Closer to home, the noted physicist Hal Lewis (emeritus at the University of California, Santa Barbara) e-mails me a copy of a statement he and several fellow scientists, including physicists Will Happer and Robert Austin of Princton,Laurence Gould of the University of Hartford, and climate scientist Richard Lindzen of MIT, have sent to Congress. "The sky is not falling," they write. Far from warming, "the Earth has been cooling for 10 years" -- a trend that "was notpredicted by the alarmists' computer models."
Fortune magazine recently profiled veteran climatologist John Christy, a lead author of the 2001 Intergovernmental Panel on Climate Change report and co-author of the American Geophysical Union's 2003 statement on climate change. With his green credentials, Fortune observed, Christy is the warm-mongers' "worst nightmare -- an accomplished climate scientist with no ties to Big Oil who has produced reams and reams of data that undermine arguments that the earth's atmosphere is warming at an unusual rate and question whether the remedies being talked about in Congress will actually do any good."

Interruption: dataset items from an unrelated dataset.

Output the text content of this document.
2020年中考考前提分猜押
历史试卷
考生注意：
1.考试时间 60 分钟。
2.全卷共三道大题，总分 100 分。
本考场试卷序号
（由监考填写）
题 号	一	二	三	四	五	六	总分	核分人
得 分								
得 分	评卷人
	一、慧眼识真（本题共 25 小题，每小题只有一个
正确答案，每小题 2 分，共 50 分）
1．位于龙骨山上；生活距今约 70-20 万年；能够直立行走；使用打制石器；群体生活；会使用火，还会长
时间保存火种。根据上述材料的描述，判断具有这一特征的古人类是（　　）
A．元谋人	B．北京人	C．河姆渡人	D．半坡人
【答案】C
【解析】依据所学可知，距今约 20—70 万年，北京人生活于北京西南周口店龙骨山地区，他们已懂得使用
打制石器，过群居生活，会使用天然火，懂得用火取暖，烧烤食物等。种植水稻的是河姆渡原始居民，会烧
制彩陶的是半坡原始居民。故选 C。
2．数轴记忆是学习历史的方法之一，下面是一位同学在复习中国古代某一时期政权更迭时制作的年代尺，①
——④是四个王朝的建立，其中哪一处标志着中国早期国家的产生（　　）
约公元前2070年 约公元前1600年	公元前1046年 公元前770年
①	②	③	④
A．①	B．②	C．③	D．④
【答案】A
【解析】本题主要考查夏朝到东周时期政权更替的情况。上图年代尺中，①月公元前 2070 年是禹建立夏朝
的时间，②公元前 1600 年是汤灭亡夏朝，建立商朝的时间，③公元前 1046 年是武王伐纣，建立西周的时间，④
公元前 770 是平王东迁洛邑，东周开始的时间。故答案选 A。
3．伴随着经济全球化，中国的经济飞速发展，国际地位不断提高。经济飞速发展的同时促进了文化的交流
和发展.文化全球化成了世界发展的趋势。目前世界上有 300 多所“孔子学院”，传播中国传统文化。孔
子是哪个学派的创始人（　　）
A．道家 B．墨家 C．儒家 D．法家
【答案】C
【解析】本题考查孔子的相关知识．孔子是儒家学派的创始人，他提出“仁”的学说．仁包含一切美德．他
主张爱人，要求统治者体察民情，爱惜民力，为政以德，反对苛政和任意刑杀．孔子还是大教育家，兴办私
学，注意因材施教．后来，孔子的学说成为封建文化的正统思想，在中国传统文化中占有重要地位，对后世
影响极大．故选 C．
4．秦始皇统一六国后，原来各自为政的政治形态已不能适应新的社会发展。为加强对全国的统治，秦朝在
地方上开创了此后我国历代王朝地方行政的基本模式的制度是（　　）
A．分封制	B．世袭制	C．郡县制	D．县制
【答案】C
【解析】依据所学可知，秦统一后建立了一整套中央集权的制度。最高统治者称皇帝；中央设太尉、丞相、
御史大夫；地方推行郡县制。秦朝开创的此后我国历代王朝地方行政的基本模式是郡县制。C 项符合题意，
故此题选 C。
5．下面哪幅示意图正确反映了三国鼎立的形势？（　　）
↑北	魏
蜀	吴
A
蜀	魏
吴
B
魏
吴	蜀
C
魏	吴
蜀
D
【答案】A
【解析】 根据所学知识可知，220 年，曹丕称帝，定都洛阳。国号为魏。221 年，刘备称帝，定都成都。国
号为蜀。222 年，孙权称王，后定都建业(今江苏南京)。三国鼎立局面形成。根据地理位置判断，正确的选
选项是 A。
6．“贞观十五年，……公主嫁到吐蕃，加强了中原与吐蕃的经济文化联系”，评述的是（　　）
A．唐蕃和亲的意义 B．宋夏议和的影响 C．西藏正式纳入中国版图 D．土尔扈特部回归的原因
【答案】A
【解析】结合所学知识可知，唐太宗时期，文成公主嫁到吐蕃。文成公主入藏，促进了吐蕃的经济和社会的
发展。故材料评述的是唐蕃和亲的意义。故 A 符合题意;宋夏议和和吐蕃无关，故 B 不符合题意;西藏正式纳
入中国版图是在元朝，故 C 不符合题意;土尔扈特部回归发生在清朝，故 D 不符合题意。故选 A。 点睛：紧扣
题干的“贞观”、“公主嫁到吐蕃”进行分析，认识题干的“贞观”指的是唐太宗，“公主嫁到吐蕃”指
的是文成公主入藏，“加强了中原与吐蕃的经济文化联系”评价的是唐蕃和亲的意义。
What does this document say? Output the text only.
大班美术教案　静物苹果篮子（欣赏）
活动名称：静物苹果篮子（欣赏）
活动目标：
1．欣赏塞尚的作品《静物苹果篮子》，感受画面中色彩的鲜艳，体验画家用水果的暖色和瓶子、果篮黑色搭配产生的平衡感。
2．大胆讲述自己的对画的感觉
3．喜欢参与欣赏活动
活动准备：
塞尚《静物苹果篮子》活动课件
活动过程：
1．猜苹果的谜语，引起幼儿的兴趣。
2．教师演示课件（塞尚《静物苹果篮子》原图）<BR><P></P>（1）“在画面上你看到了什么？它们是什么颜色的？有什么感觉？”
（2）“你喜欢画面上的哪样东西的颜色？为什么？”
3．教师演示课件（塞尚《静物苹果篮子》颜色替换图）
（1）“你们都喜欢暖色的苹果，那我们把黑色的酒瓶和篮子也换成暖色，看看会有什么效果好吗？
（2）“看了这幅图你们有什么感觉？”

No one who cares about the environment or the nation's economic well-being should take it on faith that climate change is a crisis, or that drastic changes to the economy are essential to "save the planet." Hundreds of scientists reject the alarmist narrative. For non-experts, a steadily-widening shelf of excellent books surveys the data in laymen's terms and exposes the weaknesses in the doomsday scenario -- among others, Climate Confusion by Roy W. Spencer, Climate of Fearby Thomas Gale Moore, Taken by Storm, by Christopher Essex and Ross McKitrick, and Unstoppable Global Warming: Every 1,500 Years, by S. Fred Singer and Dennis Avery.
If the case for a war on carbon dioxide were unassailable, no one would have to warn against debating it. The 212 House members who voted against Waxman-Markey last week plainly don't believe the matter is settled. They're right.